Mardi 30 mars 2010. Agitation hier soir en conseil municipal. La raison ? Le maire d'Angers qui a décidé d'augmenter le montant de sa propre indemnité, conformément à ce que la loi autorise, après avoir lâché son mandat de conseiller régional. L'opposition a décidé de ne pas prendre part au vote. Ce qui a fait naître un débat sur un sujet tabou.

C'est Laurent Gérault, conseiller municipal d'opposition, qui a ouvert les hostilités : " Il y a une réalité sociale, et les élus se doivent de faire preuve d'exemplarité. La plupart des élus font leur travail avec un sens de l'intérêt général. Mais il y a une réalité sociale sur notre ville qui doit nous interroger sur l'éthique des élus".

La réponse de Jean-Claude Antonini ne tarde pas à venir : "merci de vous soucier autant de mes indemnités. Les élus touchent des indemnités car ils se consacrent du temps à leur mandat. Le plus souvent au détriment de leur carrière professionnelle. Nous sommes là pour servir, pas pour se servir !". Puis d'ajouter : "je n'ai jamais, que ce soit en temps que conseiller municipal, adjoint ou maire, touché quelques jetons de présence par des organismes extérieurs, aucun !".

C'est alors qu'Emmanuel Capus, conseiller d'opposition, évoque le cas de la conseillère municipale Renée Solée qui s'est vu subitement retiré son bonus au profit du maire qui, lui, a vu ses indemnités augmentées.

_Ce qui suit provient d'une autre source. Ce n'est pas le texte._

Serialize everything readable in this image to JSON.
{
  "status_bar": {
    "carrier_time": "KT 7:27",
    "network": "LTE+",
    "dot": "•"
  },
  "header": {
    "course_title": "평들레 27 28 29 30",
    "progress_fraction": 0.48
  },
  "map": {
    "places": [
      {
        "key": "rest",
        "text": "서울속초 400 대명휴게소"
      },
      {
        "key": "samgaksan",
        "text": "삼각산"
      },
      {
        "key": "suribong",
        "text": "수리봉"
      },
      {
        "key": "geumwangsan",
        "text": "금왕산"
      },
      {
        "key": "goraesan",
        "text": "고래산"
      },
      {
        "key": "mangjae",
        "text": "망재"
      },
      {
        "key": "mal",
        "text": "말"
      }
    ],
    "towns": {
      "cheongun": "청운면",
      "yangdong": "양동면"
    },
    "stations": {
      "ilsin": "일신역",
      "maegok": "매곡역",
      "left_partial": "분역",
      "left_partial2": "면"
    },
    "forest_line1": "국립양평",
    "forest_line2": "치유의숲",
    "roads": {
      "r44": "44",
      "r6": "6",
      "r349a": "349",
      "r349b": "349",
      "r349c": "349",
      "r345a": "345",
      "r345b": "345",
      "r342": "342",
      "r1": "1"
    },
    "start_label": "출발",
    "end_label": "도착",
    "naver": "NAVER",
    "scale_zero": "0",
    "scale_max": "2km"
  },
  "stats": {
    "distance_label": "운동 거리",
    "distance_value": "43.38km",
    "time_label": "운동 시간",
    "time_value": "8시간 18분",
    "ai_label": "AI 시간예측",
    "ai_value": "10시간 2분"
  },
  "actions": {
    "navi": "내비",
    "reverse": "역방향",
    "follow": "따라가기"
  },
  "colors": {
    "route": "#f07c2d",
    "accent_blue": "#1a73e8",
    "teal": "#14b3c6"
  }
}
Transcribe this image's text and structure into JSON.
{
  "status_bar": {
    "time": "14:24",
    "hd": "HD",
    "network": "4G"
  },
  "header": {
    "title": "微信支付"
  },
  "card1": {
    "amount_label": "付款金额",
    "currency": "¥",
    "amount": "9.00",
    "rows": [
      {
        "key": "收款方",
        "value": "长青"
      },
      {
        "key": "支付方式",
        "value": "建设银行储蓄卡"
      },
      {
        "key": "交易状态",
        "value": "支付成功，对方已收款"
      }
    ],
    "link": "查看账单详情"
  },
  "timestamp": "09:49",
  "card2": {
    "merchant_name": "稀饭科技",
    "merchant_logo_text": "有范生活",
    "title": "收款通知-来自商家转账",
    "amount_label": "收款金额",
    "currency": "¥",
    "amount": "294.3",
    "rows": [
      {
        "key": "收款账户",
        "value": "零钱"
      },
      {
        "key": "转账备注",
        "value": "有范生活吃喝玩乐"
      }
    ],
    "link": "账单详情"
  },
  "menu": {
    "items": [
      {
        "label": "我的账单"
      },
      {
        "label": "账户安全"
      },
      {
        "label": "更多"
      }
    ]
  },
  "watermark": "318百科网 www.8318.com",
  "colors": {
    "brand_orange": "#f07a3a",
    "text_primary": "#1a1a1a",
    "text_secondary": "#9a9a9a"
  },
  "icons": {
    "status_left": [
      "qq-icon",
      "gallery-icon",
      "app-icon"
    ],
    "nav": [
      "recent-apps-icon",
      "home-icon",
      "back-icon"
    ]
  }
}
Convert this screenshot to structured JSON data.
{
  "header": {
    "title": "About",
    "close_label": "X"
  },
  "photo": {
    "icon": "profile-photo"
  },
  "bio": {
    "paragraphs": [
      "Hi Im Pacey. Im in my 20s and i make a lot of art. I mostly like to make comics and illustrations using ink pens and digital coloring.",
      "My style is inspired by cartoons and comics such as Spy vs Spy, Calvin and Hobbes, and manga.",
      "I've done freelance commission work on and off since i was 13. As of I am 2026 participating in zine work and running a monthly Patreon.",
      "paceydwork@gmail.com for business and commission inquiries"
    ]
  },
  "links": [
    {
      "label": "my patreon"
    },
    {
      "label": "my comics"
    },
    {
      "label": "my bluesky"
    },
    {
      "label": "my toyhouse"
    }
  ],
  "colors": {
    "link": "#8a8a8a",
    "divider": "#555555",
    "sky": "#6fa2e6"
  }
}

C'est alors Daniel Raoul qui prend la parole, précisant qu'il s'agit d'un "transfert entre personnes, dans une enveloppe fermée".  Puis Jean-Claude Antonini clôt le débat en précisant : "c'est une affaire entre Madame Solée et moi-même. Il est possible de faire des écrêtements et de donner à des élus qui s'investissent, comme elle, dans les maisons de retraite".